Result: readers need to go through the hassle of finding credentials and logging in, and some of these accounts are blocked by the sites. The sites gain nothing from the use of shared credentials. Everyone loses.

2. Geo-blocking
Some sites identify the country of users and only work in specific countries. The obvious technical solution: use a proxy located in the correct country.

Result: proxy servers are flooded with users and bandwidth demands they were never meant to support, due to streaming media. Many sites identify and block anyone connecting through a proxy. Proxies are slow and untrusted, making them a lot less useful for those that do need them. Everyone loses.

3. Hulu vs. Boxee
The content providers of Hulu ask Boxee not to show their content. Boxee chooses to work around this, and an ever escalating measure-counter measure race erupts.

Result: it becomes less convenient to get and use Hulu content on Boxee, and Boxee users never know whether Hulu would work tomorrow.
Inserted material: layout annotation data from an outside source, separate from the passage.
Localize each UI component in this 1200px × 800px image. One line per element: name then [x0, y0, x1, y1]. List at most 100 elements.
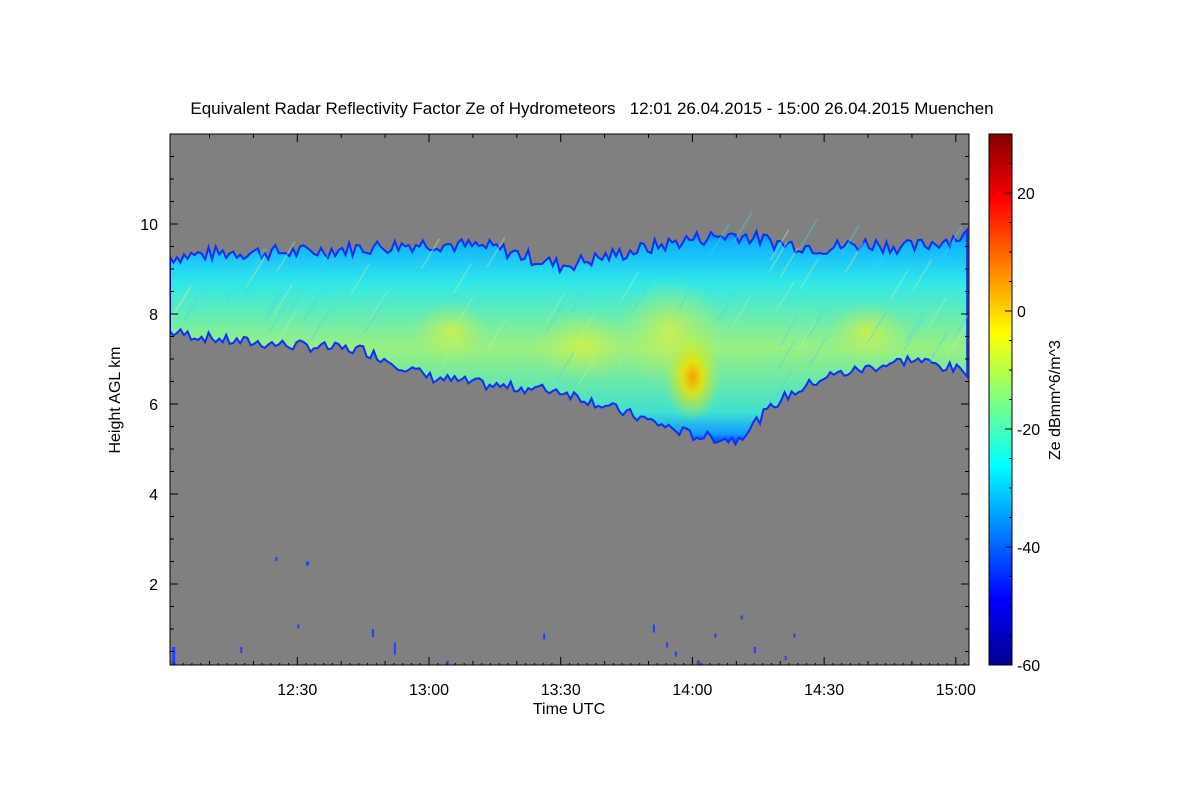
fall-streak: [903, 319, 923, 351]
fall-streak: [618, 334, 638, 366]
fall-streak: [576, 311, 596, 343]
fall-streak: [245, 248, 265, 279]
fall-streak: [454, 296, 474, 328]
fall-streak: [245, 256, 266, 288]
fall-streak: [310, 309, 330, 341]
fall-streak: [577, 355, 597, 387]
clutter-speck: [543, 633, 546, 640]
clutter-speck: [740, 615, 743, 620]
fall-streak: [245, 260, 265, 292]
colorbar-tick-label: 20: [1017, 186, 1035, 203]
fall-streak: [224, 274, 244, 306]
fall-streak: [772, 371, 792, 403]
clutter-speck: [674, 651, 677, 657]
fall-streak: [768, 241, 789, 272]
y-tick-label: 10: [140, 217, 158, 234]
fall-streak: [889, 269, 909, 301]
clutter-speck: [446, 660, 449, 665]
ground-clutter-speckles: [171, 557, 796, 665]
fall-streak: [967, 367, 969, 371]
fall-streak: [368, 290, 389, 322]
clutter-speck: [275, 557, 278, 561]
fall-streak: [303, 290, 323, 322]
fall-streak: [912, 259, 932, 291]
y-axis-label: Height AGL km: [107, 346, 124, 453]
clutter-speck: [753, 647, 756, 653]
fall-streak: [420, 238, 441, 270]
fall-streak: [171, 287, 191, 318]
fall-streak: [806, 308, 826, 340]
fall-streak: [276, 241, 296, 273]
clutter-speck: [297, 624, 300, 629]
clutter-speck: [172, 647, 176, 665]
fall-streak: [569, 283, 590, 314]
colorbar-tick-label: -20: [1017, 422, 1040, 439]
fall-streak: [775, 281, 795, 312]
fall-streak: [183, 290, 204, 321]
clutter-speck: [714, 633, 717, 638]
cloud-layer: [170, 211, 969, 447]
x-tick-label: 12:30: [277, 682, 317, 699]
x-axis-label: Time UTC: [533, 701, 605, 718]
chart-title: Equivalent Radar Reflectivity Factor Ze …: [190, 99, 993, 118]
y-tick-label: 8: [149, 307, 158, 324]
fall-streak: [172, 285, 192, 317]
fall-streak: [927, 297, 948, 329]
clutter-speck: [240, 647, 243, 653]
fall-streak: [350, 263, 370, 295]
colorbar-tick-label: 0: [1017, 304, 1026, 321]
fall-streak: [452, 262, 473, 294]
fall-streak: [779, 247, 799, 279]
fall-streak: [844, 242, 864, 273]
reflectivity-patch: [532, 310, 633, 381]
fall-streak: [904, 311, 925, 343]
clutter-speck: [666, 642, 669, 648]
clutter-speck: [652, 624, 655, 633]
y-tick-label: 6: [149, 397, 158, 414]
fall-streak: [797, 320, 817, 352]
fall-streak: [544, 304, 564, 335]
colorbar-tick-label: -40: [1017, 540, 1040, 557]
fall-streak: [487, 318, 507, 349]
fall-streak: [288, 282, 308, 314]
fall-streak: [265, 285, 285, 317]
x-tick-label: 13:00: [409, 682, 449, 699]
fall-streak: [309, 254, 329, 285]
reflectivity-patch: [828, 302, 909, 362]
fall-streak: [928, 332, 948, 364]
colorbar-label: Ze dBmm^6/m^3: [1047, 340, 1064, 460]
colorbar: [988, 133, 1013, 666]
x-tick-label: 14:30: [804, 682, 844, 699]
fall-streak: [779, 315, 799, 347]
fall-streak: [731, 296, 751, 328]
fall-streak: [264, 290, 284, 322]
fall-streak: [955, 312, 969, 336]
fall-streak: [798, 219, 818, 251]
clutter-speck: [306, 561, 310, 566]
fall-streak: [710, 223, 730, 255]
fall-streak: [441, 334, 461, 366]
reflectivity-patch: [664, 332, 721, 422]
x-tick-label: 13:30: [541, 682, 581, 699]
clutter-speck: [696, 660, 700, 665]
fall-streak: [247, 248, 267, 280]
fall-streak: [546, 292, 566, 324]
fall-streak: [867, 311, 887, 342]
fall-streak: [799, 258, 819, 290]
fall-streak: [363, 303, 383, 335]
clutter-speck: [784, 656, 787, 660]
x-tick-label: 14:00: [672, 682, 712, 699]
fall-streak: [701, 268, 721, 300]
colorbar-tick-label: -60: [1017, 658, 1040, 675]
fall-streak: [863, 258, 883, 290]
fall-streak: [555, 351, 575, 383]
fall-streak: [678, 278, 698, 310]
fall-streak: [273, 284, 293, 316]
fall-streak: [486, 236, 506, 268]
reflectivity-patch: [410, 302, 491, 362]
clutter-speck: [793, 633, 796, 638]
fall-streak: [632, 281, 652, 313]
fall-streak: [243, 268, 263, 300]
fall-streak: [770, 229, 790, 261]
Hulu expends resources on blocking Boxee instead of making their service better. Content creators are more reluctant to put content on Hulu and other sites because of the “Wild West” image. Everyone loses.

4. DRM
No explanation needed. Result: disaster.

Of course, many problems are indeed best solved by a technical solution. But it’s important, whenever one thinks of how something can be solved technically, to take a step back and think whether that is the correct strategy at all, or whether a different approach is more fitting: direct communication (with a person or a company); a public awareness campaign; political action; purchase decisions; etc. The fact that a problem has an apparent technical solution doesn’t mean that it is the best one, or that it is a good idea at all.